Kaiwhakahaere Kerri Nuku
Tōpūtanga Tapuhi Kaitiaki o Aotearoa NZNO
I’d like to start by acknowledging every member, nurse, midwife, health care assistant, tauira and Kai Mahi. The collective support and member action throughout the country shows not only the power in members’ collective action/kotahitangi but a strong need for change.
As I am writing the blog this week, our Te Whatu Ora workforce has been holding stop work meetings around the country. The momentum, energy and frustration was palpable. Power belongs in the hands of members including nurses and students who are work on the coal face because only then can we see the need and we can build the momentum and change. The organisation has shifted to a model where the devolvement of responsibilities that once upon a time sat in the central office is moving to locally driven initiatives where we have local members driving the need.
The issue with Ward 5 was a monumental turning point because it identified a local issue and members organised locally. Challenging a Goliath of a healthcare system and the victory was not just for Ward 5, but a win for every member of NZNO. What it means is that local concerns have national importance. The collective movement and the collective action of solidarity was phenomenal. We need to make sure that regardless of who takes the next action we continue to build a united collective movement. Whether the next Ward 5 comes from Wairoa, or Eketahuna is irrelevant because it’s just important as the next. Every time nursing is eroded, it impacts on all of us.

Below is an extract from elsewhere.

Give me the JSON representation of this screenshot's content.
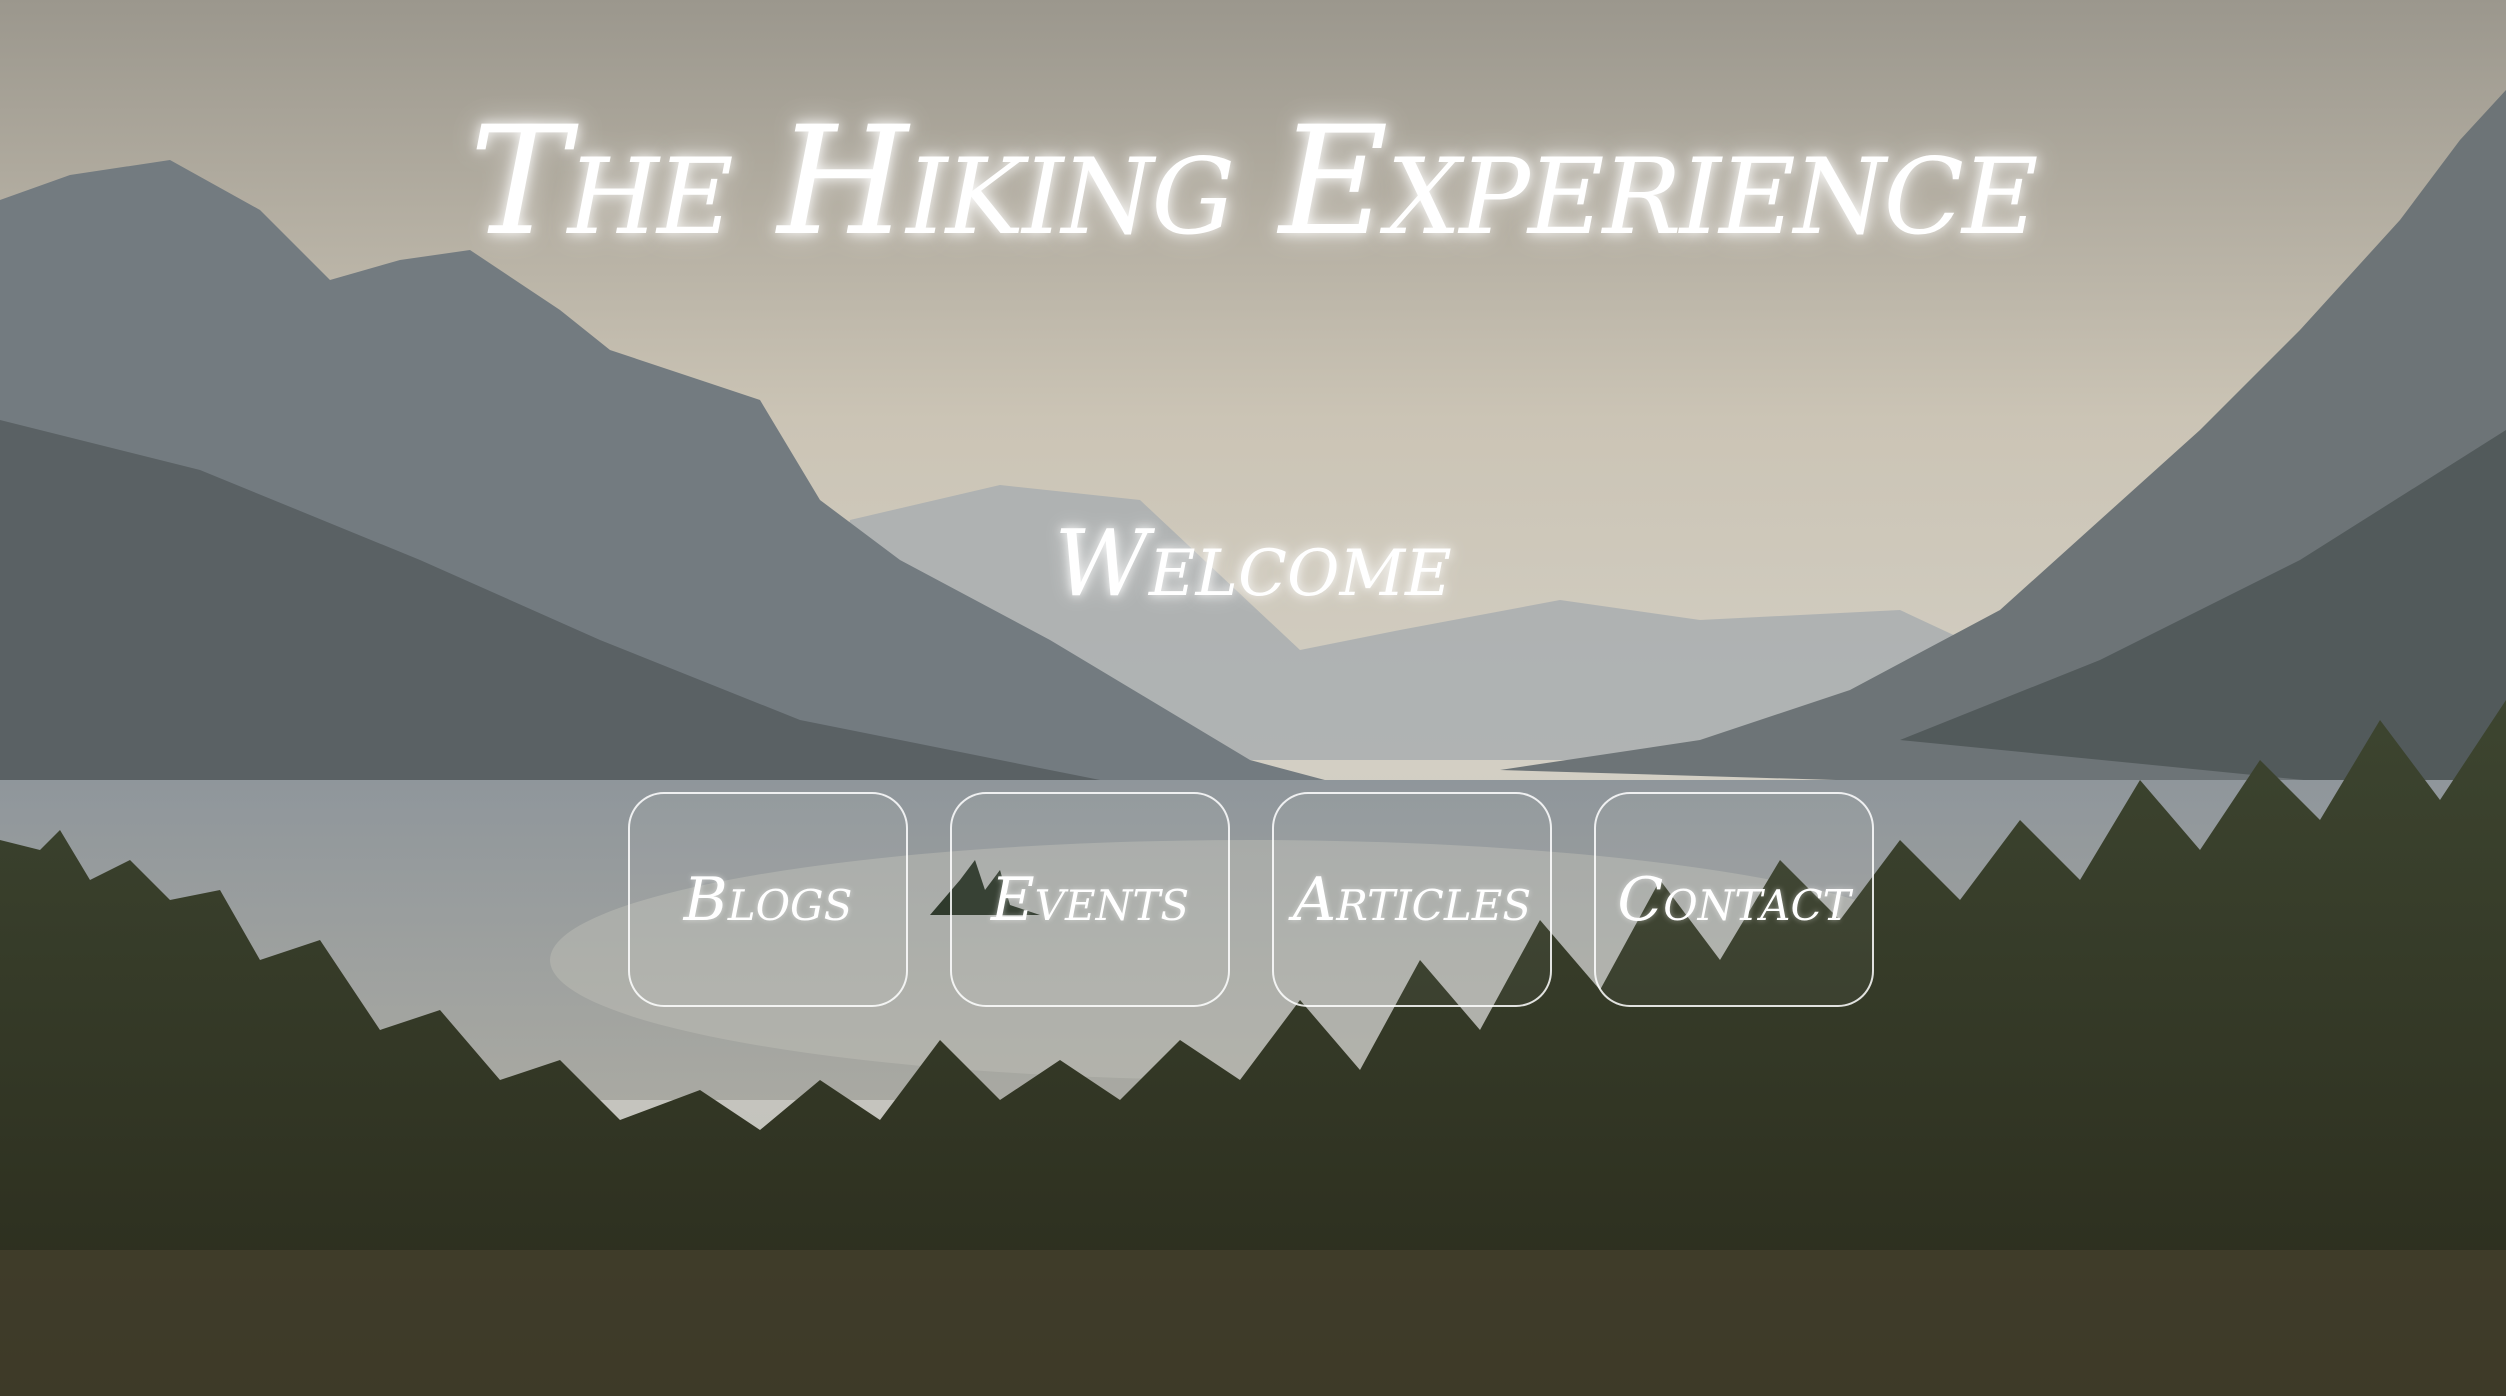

I reflect on the organisation that was and where we’re going. Building locally with local membership and leadership is what we need to make national change. Kia Kaha and let’s continue.
I acknowledge the pressure that nursing continues to experience has had a huge influence on where we are today. Nursing isn’t far from everybody’s mind that is why we continue to build the traction.
Fundamentally, at the heart of the issue in any health care system is the health and safety for our nurses. They need to feel safe at work to be able to deliver high quality care in a safe environment.
As we’ve seen in Ward 5, if those standards drop then we have a responsibility to our patients or consumers of the service to advocate and challenge the poorly functioning system. We have to ensure that these standards of care are lifted because ultimately at the end of that service delivery there is a patient. Any health care that is substandard ultimately impacts on the consumer receiving the service.
We do have a responsibility to ensure the health and safety requirements under the health and Safety at Work Act are upheld and we are not working and delivering substandard care because of the restrictions imposed by the work environment.
For a long time we have been calling on the Minister to acknowledge the crisis that exists within the nursing workforce for far too long the issue had been ignored, not for want of trying, not for want of persistence, but at that stage the voices of nurses wasn’t important. Now, once the health and safety of not just nurses but consumers are impacted, this becomes a state of emergency. The actions and what we must continue to do is call out whenever this emergency that impacts on the health and safety of not just nurses, but consumers of the service that deserve quality care and a high standard of service and care has been impacted this is the emergency.